Lorin Maazel, la mort d'un maestro

Touwensa (Agences) Mokhtar TRIKI

Le célèbre chef d'orchestre Lorin Maazel est mort à l'âge de 84 ans dimanche en Virginie aux États-Unis. Celui que l'on surnommait «Little Lorin» était un virtuose du violon et avait, disait-on, la technique de baguette la plus virtuose et l'oreille la plus infaillible de tout le circuit.

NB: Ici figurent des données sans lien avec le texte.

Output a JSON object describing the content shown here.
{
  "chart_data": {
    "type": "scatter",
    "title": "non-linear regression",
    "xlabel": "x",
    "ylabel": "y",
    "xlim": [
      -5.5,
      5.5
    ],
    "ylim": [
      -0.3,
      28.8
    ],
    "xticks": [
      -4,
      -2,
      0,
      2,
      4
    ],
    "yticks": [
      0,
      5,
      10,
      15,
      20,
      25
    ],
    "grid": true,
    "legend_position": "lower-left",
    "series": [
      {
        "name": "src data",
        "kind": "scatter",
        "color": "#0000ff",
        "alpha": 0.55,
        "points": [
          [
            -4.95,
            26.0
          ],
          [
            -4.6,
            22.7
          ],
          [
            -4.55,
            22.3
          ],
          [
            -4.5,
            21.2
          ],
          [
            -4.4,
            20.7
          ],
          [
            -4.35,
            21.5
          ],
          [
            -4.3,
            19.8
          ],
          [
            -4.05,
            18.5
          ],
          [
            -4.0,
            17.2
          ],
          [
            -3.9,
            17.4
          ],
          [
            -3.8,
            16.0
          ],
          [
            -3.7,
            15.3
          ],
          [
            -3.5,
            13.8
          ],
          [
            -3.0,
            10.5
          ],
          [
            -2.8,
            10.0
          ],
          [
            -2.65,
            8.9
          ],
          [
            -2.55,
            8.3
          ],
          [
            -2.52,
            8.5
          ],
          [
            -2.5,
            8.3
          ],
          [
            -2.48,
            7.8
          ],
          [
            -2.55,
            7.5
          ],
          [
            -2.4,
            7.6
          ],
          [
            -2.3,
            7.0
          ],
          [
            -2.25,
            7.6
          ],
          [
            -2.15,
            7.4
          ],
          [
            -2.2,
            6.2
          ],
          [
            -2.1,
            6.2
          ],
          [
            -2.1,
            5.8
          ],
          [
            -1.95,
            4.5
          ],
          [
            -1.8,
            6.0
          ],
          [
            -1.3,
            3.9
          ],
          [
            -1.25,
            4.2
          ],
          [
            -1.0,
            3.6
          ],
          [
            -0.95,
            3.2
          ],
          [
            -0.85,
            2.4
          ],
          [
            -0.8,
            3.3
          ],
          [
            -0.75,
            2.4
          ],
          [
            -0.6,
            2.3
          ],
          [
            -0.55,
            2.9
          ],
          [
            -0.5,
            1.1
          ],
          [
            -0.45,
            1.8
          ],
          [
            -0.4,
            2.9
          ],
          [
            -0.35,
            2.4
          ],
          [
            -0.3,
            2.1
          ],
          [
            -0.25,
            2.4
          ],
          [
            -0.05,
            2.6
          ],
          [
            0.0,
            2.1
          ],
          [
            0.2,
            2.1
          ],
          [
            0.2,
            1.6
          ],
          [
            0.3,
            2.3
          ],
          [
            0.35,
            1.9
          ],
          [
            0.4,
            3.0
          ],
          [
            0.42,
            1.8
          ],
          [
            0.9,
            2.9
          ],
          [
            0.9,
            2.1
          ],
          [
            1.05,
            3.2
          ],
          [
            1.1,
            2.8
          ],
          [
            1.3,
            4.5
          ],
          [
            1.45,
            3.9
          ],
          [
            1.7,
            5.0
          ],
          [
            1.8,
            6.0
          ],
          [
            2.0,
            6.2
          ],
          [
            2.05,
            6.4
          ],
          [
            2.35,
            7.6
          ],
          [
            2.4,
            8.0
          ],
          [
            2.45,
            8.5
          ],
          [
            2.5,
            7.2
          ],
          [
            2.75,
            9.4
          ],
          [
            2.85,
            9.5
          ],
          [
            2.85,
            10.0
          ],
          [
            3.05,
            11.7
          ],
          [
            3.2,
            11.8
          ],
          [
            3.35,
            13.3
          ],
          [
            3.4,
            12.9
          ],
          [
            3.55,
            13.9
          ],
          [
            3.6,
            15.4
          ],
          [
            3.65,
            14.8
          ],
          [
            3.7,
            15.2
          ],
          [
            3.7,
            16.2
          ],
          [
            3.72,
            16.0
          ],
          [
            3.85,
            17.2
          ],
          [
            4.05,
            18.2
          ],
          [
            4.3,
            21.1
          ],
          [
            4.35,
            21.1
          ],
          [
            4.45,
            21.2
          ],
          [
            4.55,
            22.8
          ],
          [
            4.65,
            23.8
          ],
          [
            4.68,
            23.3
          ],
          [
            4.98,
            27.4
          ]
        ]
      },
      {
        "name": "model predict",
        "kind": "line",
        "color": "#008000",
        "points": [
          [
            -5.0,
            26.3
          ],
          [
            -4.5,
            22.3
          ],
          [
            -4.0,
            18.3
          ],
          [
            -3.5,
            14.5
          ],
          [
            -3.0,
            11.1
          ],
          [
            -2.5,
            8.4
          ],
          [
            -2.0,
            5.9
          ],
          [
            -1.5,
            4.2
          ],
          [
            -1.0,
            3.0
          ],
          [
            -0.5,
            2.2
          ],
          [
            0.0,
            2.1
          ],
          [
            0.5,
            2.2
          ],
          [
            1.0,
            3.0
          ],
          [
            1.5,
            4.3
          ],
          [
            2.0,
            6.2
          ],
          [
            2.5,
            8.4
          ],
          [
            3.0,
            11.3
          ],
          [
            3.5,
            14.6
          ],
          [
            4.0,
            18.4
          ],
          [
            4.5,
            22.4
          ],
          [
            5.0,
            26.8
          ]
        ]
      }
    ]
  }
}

On a coutume de dire que, pour un chef d'orchestre, la maturation est beaucoup plus lente que pour un instrumentiste. Lorin Maazel, qui vient de mourir d'une pneumonie à l'âge de 84 ans, est le plus éclatant des contre-exemples à cette règle: celui que l'on surnommait «Little Lorin» était déjà un virtuose du violon lorsqu'il dirigea un orchestre professionnel pour la première fois à l'âge de… 9 ans, et il en avait 11 lorsque Toscanini l'invita à prendre la baguette à New York, en culotte courte.
 

Phénomène de la nature, ce fils de Juifs américains d'origine russe, né à Neuilly-sur-Seine parce que son père était venu prendre des cours de chant en France, fut l'un de ces surdoués à qui rien ne résiste. Déjà demandé par tous les orchestres, il trouva le temps d'étudier les mathématiques, la philosophie et les langues vivantes, écrivait des critiques musicales à 8 ans et un roman à 23… Ces dons insolents, on les retrouvait dans sa direction même: les musiciens d'orchestre du monde entier vous le diront, Maazel avait la technique de baguette la plus virtuose et l'oreille la plus infaillible de tout le circuit. Sa battue était si maîtrisée qu'il n'avait pas besoin de répéter longtemps: il suffisait que les musiciens suivent sa baguette le soir du concert.
 

Une virtuosité souvent éblouissante
 

Et dans un tutti tonitruant de 120 musiciens, il savait immédiatement déceler si le troisième cor avait joué un si bémol au lieu d'un si bécarre. Cette technique moderne de direction conférait à ses exécutions une perfection formelle et une virtuosité souvent éblouissante, mais il lui arrivait malheureusement de s'y fier un peu trop et de s'en tenir justement à des exécutions certes d'un brio spectaculaire et d'une précision chirurgicale, mais parfois au détriment de la profondeur et de l'émotion: ces jours-là, on avait l'impression qu'il se grisait de sa propre dextérité et que la machine tournait à vide, au détriment du contenu. Mais quand il était inspiré, il pouvait se révéler un véritable magicien des couleurs orchestrales, en particulier dans la musique française de Ravel et Debussy qu'il traitait en véritable peintre.
 

Il dirigera 408 fois le Philharmonique de Vienne.
 

On le connaissait bien à Paris où il avait été très lié à l'Orchestre National de France, aux destinées duquel il avait présidé dans les années 70 et 80, union au sommet jusqu'à une rupture malheureusement définitive: il faut dire qu'il avait son caractère… Pendant cette période, il était devenu l'un des acteurs principaux de la vie musicale parisienne, donnant le 25 mars 1977 une 9e de Beethoven diffusée en direct à 20h30 par TF1, alors première chaîne de télévision publique. Il collectionna les postes les plus prestigieux, soulignant toujours qu'il n'avait jamais postulé mais qu'on était toujours venu le chercher: la Radio et l'Opéra de Berlin, le Philharmonia, Cleveland, Pittsburgh, l'Opéra de Vienne, la Radio Bavaroise, le New York Philharmonic, l'Opéra de Valence, le Philharmonique de Munich furent ses ports d'attache, ne l'empêchant pas d'être un des chefs invités les plus demandés (et les plus chers…) au monde.
 

S'il fut mortifié de ne pas être choisi par le Philharmonique de Berlin pour la succession de Karajan (il avait déjà convoqué les journalistes pour remercier l'orchestre…), c'est avec le Philharmonique de Vienne qu'il établit le lien le plus durable: il le dirigera 408 fois en 50 ans, dont 115 à Vienne, 108 à Salzbourg et 187 en tournée, sans compter 68 apparitions dans la fosse de l'Opéra de Vienne, et 11 fois le prestigieux Concert du nouvel an. Ces dernières années, il s'était consacré de manière accrue à la composition, écrivant notamment un opéra d'après le 1984 de George Orwell, créé au Covent Garden de Londres en 2005 dans une mise en scène spectaculaire de Robert Lepage.